Parkland, the feature directorial debut of Peter Landesman, will premiere at the Toronto Film Festival next month and it recently secured a September 20 U.S. theatrical release date through Exclusive Media’s distribution label, Exclusive Releasing. The film recounts the events surrounding the assassination of John F. Kennedy focusing on ordinary people caught up in extraordinary circumstances.
USA Today recently premiered five pictures from the film, which stars Paul Giamatti as Abraham Zapruder, the man with the camera, Colin Hanks, Jeremy Strong as Lee Harvey Oswald, Zac Efron as a rookie doctor, Billy Bob Thornton as Forrest Sorrels, the head of Dallas’ Secret Service office, Jacki Weaver as Oswald’s mother Marguerite and Marcia Gay Harden as the head nurse in the trauma room. The film gets its title from Parkland Memorial Hospital, where Kennedy was taken after being shot.

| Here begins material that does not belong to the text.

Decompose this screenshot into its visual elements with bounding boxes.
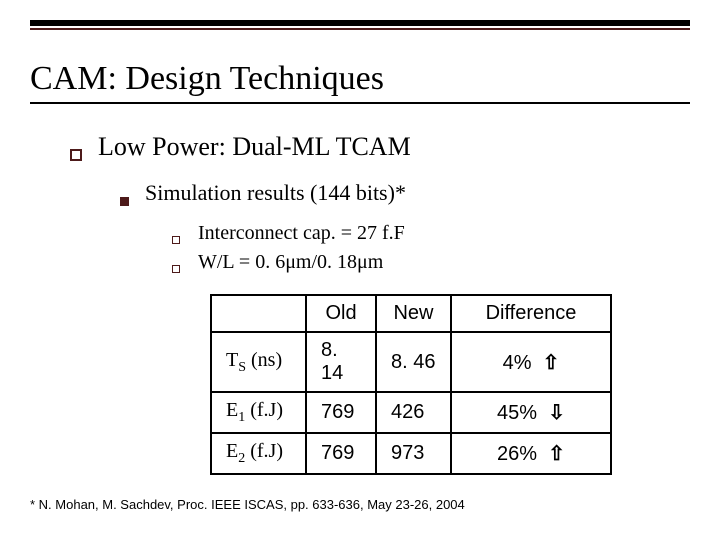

“This is a movie about the ground truth from the ground level,” Landesman told USA Today. “What surprised me was the power and poignancy of those who survived that day and the three that followed — the heroism, the instincts and the pathos of those swept up in this tsunami. This is an event that happened to individuals.”
This is a film I’ve been interested in ever since it was announced and one I included on my list of 40 Potential Oscar Contenders back in March. I’ll definitely be seeing it in Toronto and we’ll see how my prediction holds up, but even more important, just hoping it’s a great movie.
Here are the rest of those pictures.
Recounting the chaotic events that occurred in Dallas, Texas on November 22, 1963, Parkland weaves together the perspectives of a handful of ordinary individuals suddenly thrust into extraordinary circumstances: the young doctors and nurses at Parkland Hospital; Dallas’ chief of the Secret Service; an unwitting cameraman who captured what became the most watched and examined film in history; the FBI agents who nearly had the gunman within their grasp; the brother of Lee Harvey Oswald, left to deal with his shattered family; and JFK’s security team, witnesses to both the president’s death and Vice President Lyndon Johnson’s rise to power over a nation whose innocence was forever altered.